Another example, if you did this in base and you wanted to collapse the marital status, you could do something like this. I think this is actually working, but it really counts on you as the analyst, being able to count the indices of, you know, divorced comes first and then married and then never married, no answer. And if the data changes in some way, like if your collaborator decides to move something around, it's going to break. But the tidyverse solution using recode is much neater, and it will actually work in a larger variety of situations.
Defensive coding and takeaways
I think there's also something to be said about defensive coding here. So the way that you make sure that your examples are working is you have to, like, look at your data over and over again. So this is from an issue on that same paper. This was someone's example that had to do with categorical data, factor data, splitting the data into testing and training data. You can get different factor levels in the two datasets, and then, again, when you do the modeling and the predictions, it won't throw an error, but everything is going to be wrong. So there's lots of ways that working with factors can go wrong.
And so one of your methods of defense is just summary, summary, summary. So you saw every one of those examples, I ran the summary first, then I did something with my factors, and then I ran it again. And you could use count or something from the tidyverse if you wanted to. This is just a little more compact to show on the screen.
The other thing that we talked about is maybe you could get some testing worked into your paper, right? So you have the number of levels, assert that the level should be equal, equal to three, or test that the levels should be female and male, just so that you can keep track of your analysis. Expect equivalent doesn't work if the levels are the right levels, but out of order, so that's on my wish list for future versions of the package.

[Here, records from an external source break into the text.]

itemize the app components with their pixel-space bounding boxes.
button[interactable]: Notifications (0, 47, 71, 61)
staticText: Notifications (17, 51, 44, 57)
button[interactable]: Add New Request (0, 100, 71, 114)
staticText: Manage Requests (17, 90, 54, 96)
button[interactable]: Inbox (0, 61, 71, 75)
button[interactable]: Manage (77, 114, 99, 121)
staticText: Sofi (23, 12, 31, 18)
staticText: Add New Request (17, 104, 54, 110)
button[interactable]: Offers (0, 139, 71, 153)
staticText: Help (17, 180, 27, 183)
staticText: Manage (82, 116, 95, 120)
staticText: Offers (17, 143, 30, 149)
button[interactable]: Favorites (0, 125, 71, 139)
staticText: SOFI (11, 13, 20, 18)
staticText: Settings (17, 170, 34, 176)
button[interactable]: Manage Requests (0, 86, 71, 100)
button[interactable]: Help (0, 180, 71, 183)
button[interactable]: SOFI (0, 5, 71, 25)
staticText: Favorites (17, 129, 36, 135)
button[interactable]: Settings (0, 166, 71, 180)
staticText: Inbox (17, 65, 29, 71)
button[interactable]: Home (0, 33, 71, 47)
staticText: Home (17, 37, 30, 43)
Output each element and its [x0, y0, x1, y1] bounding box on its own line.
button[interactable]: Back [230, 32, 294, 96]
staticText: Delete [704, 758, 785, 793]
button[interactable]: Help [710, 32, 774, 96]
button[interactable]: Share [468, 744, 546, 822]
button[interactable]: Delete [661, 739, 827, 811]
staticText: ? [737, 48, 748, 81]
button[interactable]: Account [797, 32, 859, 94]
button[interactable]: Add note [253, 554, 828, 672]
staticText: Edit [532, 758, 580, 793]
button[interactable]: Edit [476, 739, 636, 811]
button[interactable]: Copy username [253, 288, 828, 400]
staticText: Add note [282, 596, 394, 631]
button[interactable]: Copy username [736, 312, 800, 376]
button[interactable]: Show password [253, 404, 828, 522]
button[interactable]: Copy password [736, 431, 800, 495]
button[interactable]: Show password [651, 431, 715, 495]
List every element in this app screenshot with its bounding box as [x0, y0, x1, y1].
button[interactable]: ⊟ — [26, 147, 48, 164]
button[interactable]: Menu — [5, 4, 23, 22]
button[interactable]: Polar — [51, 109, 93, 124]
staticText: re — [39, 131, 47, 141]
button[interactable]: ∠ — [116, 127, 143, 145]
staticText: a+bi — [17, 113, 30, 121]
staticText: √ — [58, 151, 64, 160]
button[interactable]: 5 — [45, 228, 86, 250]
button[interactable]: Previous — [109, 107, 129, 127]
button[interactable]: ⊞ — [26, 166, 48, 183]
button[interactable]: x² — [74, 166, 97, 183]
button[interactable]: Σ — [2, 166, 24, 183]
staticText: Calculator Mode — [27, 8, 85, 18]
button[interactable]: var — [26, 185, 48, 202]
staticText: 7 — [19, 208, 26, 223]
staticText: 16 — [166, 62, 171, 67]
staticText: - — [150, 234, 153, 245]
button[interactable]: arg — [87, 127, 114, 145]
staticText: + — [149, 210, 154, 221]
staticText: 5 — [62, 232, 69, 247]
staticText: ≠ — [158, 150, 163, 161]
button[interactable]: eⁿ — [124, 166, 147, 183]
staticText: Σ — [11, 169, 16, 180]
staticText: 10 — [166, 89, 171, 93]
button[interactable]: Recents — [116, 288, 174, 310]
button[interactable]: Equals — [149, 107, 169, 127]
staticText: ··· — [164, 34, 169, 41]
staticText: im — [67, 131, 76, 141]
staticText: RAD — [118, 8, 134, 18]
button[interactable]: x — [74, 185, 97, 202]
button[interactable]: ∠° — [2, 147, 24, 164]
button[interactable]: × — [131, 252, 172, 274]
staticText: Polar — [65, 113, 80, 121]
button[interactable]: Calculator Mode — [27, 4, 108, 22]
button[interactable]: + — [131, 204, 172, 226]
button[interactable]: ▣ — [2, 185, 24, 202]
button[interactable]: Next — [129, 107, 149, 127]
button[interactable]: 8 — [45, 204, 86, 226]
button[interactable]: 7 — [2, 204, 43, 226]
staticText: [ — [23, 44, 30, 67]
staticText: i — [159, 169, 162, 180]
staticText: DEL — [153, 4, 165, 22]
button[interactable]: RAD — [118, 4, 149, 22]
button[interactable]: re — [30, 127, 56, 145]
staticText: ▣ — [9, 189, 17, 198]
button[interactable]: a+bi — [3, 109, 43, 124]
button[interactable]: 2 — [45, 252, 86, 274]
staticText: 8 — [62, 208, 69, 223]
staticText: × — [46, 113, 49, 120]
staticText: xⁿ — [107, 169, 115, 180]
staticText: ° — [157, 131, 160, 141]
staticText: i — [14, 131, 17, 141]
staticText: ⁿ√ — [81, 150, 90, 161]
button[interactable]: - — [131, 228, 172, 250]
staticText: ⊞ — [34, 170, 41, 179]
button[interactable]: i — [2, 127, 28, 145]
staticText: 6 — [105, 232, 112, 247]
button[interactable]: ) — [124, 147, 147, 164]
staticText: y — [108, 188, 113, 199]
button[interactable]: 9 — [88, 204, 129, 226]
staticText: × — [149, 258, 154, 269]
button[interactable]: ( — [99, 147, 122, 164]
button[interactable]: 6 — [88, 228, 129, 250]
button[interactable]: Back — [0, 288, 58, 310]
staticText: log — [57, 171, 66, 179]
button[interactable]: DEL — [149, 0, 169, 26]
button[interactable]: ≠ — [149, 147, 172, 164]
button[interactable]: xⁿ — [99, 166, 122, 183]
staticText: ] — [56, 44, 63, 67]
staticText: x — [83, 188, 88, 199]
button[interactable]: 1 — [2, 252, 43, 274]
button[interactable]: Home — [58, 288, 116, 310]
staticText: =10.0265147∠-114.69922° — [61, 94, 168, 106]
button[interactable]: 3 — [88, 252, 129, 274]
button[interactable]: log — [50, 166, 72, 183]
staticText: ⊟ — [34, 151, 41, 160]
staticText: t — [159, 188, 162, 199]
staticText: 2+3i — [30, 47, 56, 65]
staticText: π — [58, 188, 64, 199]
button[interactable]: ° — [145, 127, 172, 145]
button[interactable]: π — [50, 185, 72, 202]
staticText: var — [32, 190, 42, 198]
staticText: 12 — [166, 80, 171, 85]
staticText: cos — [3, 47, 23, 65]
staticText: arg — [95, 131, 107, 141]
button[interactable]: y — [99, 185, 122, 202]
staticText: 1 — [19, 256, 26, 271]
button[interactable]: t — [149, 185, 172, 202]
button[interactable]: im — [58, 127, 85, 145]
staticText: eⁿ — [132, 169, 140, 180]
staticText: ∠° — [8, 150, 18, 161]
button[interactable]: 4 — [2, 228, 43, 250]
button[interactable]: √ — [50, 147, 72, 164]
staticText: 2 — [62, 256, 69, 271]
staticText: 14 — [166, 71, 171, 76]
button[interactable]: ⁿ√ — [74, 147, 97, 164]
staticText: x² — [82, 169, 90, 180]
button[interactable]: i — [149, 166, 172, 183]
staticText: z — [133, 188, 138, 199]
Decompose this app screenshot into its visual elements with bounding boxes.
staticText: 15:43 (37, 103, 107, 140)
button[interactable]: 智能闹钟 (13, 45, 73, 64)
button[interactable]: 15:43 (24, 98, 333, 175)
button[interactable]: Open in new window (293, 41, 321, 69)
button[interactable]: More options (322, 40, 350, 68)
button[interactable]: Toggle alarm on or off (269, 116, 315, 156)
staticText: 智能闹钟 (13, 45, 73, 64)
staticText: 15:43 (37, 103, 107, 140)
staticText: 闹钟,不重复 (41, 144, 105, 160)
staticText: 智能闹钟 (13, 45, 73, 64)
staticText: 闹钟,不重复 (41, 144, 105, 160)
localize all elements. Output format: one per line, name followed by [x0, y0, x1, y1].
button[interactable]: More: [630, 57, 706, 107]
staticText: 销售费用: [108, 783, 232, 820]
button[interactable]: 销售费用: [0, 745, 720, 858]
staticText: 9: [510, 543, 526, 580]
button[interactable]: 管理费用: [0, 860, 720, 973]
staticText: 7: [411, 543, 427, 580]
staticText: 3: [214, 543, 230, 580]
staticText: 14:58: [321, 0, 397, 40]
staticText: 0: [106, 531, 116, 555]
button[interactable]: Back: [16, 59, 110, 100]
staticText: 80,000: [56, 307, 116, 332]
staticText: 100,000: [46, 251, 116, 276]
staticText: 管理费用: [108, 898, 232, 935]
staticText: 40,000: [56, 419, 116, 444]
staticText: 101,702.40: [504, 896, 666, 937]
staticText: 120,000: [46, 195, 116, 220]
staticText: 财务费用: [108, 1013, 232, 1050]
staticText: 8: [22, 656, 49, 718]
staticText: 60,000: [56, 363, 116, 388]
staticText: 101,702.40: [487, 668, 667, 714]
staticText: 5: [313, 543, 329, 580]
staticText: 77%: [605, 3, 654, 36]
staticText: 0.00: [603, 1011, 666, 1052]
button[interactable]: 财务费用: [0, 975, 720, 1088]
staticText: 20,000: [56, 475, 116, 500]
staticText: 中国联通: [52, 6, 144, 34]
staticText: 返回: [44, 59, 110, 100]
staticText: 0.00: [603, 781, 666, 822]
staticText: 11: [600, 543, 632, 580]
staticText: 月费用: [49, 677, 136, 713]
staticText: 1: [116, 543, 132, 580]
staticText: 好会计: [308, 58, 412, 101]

And so my takeaways from this talk are essentially that you should use forcats. That's going to solve the vast majority of your problems. But like I said with the testing and training dataset, it doesn't always solve every single problem, so you really need to be practicing defensive coding. And that probably means that summary is your friend, and maybe you want to be asserting that and testing that things in your analysis. And if you want to see more horror stories and have a good way to explain to people why the tidyverse is better, not just for people and their thinking, but actually for making your data work, that's the paper, and thank you very much.